Saturday 20 April 2019

'The aim is for every student to become the best version of themselves'

Christian Brothers College, Cork

Principal David Lordon with Head of Sixth Year, Rosemary Healy (left), Head of First Year, Anne Long (right) and students Stephen Kearney (left) and
Brendan Crowley (right). Photo: Michael Mac Sweeney/Provision
Principal David Lordon with Head of Sixth Year, Rosemary Healy (left), Head of First Year, Anne Long (right) and students Stephen Kearney (left) and Brendan Crowley (right). Photo: Michael Mac Sweeney/Provision

Ralph Riegel

There are few certainties in life. But one virtual certainty is that if you sit your Leaving Cert at Christian Brothers College (CBC) in Cork, you are going on to third level education.

CBC has been consistently listed among the best secondary schools in Ireland in terms of third level placement - with a 100pc rate of student progression to third level since 2014.

In the past decade, almost 100pc of all CBC Leaving Cert students went on to third level education.

CBC principal David Lordon says the credit for such an impressive commitment to third level education extends from CBC's teachers to parents and the students themselves.

Founded 130 years ago, CBC now has over 900 pupils in its secondary school and 150 students in its adjacent preparatory school. It operates with 65 teaching staff and is currently planning an ambitious redevelopment including a state-of-the-art new five-storey school building.

Feeder Schools: Click here for the full breakdown of where Leaving Cert pupils have gone to college over the past 10 years

Mr Lordon credits the 100pc third level placement rate to a long-standing school culture of hard work and commitment to excellence.

"All stakeholders - from teachers to students and parents - are fully committed to this," he says.

"When our students come here they are happy to be here and they want to be here.

"They become part of CBC and CBC becomes part of them."

The aim, he explains, is for every student to become the best version of themselves possible.

"We are blessed with the teachers we have here in CBC. They are committed to offering the best possible education to students and are very aware that education is always evolving and always developing - it is never static.

"Our teachers are a living embodiment of what we are trying to achieve."

Mr Lordon says the school understands that it doesn't just help students to reach third level, it must prepare them for the next stage of their academic careers and adult lives.

"We have a responsibility to give them the building blocks so that when they are there, their third level experience is successful."

Over the past 10 years three CBC students - Conor Durkan, Rory Crotty and Alex Burke - achieved the highest marks nationwide in the Leaving Cert.

In 2018, 12 academic university scholarships were awarded to CBC Leaving Cert students.

But CBC is also very proud of its commitment to non-academic activities.

The school traditionally ranks as one of the powerhouses of Irish schools rugby and proudly counts Ireland and Munster star Donncha O'Callaghan among its past pupils.

The school has also recently deepened its involvement in Gaelic games, recently making it to the semi-finals of the Dr Harty Cup, the most prestigious schools hurling competition in Munster, and beating several proud hurling schools along the way.

The school also works hard to instil civic values in its student body, participating in a range of charitable fundraising campaigns and social justice initiatives.

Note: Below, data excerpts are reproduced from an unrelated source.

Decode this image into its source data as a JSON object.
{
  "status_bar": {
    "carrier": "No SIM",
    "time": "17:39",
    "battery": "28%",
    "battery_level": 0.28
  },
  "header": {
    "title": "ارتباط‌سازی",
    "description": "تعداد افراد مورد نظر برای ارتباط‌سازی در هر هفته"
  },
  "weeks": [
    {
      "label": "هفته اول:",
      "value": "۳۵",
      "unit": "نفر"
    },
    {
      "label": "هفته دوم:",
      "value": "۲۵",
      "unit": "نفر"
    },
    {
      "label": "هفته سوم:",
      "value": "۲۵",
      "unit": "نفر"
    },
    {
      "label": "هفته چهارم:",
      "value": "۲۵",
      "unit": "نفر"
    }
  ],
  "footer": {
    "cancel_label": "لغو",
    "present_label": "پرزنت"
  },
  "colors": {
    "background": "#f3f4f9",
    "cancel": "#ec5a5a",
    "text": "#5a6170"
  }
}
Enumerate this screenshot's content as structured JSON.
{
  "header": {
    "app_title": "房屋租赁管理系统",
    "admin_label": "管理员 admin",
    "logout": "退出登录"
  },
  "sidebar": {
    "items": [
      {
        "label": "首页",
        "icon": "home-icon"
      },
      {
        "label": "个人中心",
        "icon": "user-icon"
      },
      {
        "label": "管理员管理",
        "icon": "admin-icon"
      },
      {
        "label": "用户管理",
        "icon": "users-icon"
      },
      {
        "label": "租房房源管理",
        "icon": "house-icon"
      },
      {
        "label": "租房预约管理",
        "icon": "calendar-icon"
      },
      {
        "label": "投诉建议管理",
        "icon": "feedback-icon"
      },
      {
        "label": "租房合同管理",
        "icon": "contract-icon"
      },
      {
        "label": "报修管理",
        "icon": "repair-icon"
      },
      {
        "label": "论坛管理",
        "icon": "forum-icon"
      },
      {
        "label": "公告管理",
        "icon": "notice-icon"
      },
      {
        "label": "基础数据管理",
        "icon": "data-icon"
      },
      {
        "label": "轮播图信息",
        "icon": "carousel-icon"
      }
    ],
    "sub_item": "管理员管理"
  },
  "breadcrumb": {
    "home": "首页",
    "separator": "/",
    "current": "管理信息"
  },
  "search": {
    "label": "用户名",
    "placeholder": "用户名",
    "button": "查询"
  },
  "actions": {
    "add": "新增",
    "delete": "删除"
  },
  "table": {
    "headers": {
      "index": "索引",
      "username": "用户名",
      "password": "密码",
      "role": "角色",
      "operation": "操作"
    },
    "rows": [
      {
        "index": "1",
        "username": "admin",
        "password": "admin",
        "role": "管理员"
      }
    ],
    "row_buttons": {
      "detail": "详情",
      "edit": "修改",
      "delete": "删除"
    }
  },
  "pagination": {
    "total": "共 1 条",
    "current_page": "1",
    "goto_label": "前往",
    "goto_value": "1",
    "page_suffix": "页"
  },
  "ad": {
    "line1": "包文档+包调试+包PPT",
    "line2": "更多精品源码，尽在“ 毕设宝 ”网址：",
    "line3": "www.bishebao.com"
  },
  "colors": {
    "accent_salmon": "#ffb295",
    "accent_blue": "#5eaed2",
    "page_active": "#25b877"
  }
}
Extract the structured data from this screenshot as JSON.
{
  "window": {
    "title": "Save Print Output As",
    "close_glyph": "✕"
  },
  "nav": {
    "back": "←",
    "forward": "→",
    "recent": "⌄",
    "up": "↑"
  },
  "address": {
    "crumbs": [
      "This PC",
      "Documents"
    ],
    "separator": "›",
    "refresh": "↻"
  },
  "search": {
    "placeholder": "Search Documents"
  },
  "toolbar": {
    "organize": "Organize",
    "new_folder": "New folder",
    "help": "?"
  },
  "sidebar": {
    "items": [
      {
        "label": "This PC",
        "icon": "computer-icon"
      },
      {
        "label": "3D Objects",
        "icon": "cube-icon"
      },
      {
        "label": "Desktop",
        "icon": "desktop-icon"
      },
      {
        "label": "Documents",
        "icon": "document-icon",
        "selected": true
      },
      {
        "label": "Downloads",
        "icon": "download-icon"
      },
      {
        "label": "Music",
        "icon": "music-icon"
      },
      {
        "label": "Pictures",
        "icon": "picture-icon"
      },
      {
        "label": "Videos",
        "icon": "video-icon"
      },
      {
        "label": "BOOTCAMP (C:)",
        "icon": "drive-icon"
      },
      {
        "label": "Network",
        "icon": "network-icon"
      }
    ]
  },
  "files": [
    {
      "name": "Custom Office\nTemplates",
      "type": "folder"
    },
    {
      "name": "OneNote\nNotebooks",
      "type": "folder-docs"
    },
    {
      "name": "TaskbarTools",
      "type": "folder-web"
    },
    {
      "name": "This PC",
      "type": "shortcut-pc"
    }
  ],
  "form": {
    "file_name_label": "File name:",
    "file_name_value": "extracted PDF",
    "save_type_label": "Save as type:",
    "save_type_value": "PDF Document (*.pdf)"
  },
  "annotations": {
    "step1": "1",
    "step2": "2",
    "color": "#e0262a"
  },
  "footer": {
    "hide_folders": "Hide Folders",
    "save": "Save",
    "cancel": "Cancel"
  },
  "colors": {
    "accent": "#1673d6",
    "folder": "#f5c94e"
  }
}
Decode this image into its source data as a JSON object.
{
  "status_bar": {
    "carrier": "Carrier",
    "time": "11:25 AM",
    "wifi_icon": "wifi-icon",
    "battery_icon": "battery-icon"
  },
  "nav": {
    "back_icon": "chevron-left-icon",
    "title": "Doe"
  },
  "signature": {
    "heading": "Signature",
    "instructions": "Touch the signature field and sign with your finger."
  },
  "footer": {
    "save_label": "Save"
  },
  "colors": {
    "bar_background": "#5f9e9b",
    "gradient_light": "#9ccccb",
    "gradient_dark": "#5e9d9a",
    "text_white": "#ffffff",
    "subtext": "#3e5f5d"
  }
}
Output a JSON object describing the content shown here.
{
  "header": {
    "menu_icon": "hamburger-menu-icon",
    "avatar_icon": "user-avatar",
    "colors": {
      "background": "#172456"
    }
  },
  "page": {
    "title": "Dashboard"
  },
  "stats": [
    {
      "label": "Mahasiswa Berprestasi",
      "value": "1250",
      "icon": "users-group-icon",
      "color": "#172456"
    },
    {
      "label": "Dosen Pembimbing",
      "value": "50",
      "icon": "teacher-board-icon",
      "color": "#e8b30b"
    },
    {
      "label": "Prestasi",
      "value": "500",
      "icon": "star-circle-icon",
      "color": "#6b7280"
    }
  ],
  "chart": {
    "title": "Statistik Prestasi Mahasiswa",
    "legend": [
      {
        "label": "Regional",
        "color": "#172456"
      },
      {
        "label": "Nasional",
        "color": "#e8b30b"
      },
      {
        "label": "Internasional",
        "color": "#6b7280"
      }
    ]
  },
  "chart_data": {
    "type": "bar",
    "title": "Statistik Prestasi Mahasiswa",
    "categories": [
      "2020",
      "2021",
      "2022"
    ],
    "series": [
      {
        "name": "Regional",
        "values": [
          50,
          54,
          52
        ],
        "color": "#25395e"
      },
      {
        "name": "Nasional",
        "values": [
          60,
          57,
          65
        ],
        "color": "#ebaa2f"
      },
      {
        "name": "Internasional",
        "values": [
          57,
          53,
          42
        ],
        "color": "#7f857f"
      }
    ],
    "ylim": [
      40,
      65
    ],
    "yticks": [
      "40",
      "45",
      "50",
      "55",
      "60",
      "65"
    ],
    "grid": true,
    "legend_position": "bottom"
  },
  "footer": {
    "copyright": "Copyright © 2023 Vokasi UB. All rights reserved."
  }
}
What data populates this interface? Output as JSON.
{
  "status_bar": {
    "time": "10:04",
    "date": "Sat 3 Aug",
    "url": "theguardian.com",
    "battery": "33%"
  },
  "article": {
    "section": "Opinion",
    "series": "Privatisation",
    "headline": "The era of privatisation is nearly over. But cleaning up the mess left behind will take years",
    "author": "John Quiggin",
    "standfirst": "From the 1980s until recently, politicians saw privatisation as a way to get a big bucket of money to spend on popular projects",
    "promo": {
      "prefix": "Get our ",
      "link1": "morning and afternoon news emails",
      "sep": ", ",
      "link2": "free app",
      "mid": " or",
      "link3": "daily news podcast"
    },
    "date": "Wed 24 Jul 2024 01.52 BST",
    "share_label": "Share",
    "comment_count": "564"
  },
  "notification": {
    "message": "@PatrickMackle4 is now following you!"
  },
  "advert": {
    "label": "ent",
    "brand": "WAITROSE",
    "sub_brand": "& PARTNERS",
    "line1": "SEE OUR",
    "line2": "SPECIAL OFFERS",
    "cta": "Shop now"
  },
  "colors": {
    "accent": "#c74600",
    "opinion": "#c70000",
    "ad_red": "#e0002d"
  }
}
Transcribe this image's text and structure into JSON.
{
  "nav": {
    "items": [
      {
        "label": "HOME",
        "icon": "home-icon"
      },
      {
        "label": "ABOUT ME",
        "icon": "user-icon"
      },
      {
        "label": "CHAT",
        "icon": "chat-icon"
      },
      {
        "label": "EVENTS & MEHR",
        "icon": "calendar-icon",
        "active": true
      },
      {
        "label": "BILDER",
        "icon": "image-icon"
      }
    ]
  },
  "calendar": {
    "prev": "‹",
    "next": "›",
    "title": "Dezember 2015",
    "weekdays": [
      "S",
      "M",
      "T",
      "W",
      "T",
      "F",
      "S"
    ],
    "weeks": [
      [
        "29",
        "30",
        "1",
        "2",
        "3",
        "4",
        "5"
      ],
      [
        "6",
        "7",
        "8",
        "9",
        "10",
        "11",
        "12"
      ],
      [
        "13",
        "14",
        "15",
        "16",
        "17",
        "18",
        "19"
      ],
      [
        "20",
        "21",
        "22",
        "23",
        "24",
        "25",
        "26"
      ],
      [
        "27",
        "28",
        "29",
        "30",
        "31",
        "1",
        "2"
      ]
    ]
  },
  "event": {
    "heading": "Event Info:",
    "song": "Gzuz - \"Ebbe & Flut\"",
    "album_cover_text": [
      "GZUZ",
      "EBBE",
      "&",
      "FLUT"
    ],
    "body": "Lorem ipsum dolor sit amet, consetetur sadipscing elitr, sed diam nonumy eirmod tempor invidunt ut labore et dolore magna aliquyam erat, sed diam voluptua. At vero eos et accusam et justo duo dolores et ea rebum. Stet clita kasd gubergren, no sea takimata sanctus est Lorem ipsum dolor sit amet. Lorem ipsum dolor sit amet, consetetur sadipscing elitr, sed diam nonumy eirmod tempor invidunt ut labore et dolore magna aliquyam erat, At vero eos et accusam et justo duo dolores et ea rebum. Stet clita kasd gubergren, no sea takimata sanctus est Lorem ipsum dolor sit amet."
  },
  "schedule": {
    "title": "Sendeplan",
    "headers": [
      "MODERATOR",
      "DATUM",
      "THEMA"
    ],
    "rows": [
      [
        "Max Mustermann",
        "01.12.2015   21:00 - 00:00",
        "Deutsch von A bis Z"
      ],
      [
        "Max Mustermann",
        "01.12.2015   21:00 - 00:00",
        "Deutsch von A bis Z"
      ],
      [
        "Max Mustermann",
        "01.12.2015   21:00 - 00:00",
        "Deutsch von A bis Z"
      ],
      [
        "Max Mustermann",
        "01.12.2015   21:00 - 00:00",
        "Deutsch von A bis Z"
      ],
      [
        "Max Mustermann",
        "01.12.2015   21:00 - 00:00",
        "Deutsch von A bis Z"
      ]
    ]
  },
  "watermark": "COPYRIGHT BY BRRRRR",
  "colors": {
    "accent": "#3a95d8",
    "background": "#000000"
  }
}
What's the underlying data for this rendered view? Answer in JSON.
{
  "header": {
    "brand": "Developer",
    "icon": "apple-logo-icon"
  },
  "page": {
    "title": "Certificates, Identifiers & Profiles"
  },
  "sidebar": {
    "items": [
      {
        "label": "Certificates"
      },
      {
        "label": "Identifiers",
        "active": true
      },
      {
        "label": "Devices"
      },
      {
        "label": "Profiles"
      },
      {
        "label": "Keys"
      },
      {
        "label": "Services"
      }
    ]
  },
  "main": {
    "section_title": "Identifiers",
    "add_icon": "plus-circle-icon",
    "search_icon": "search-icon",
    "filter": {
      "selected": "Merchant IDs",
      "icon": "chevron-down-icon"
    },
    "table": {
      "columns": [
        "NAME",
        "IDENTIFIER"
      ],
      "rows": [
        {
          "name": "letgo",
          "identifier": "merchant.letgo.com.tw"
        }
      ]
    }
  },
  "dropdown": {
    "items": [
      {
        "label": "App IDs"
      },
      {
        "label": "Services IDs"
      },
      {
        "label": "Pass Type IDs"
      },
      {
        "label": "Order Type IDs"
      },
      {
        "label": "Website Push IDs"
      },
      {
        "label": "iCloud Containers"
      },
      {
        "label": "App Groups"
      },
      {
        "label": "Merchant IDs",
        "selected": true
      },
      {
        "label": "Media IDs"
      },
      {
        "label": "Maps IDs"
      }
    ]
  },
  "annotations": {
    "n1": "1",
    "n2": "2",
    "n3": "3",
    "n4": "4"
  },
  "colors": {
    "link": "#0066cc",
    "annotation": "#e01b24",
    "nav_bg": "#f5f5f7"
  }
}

Through the Christian Brothers, students participate in a special Zambia Immersion Project which sees them travel to the African country to see at first hand the importance of development work.

A member of the Edmund Rice Schools Trust and a sister school to CBC Monkstown in Dublin, CBC has as its motto Certa Bonum Certamen or 'fight the good fight'. Since 1888, it is a motto the school has proudly lived up to.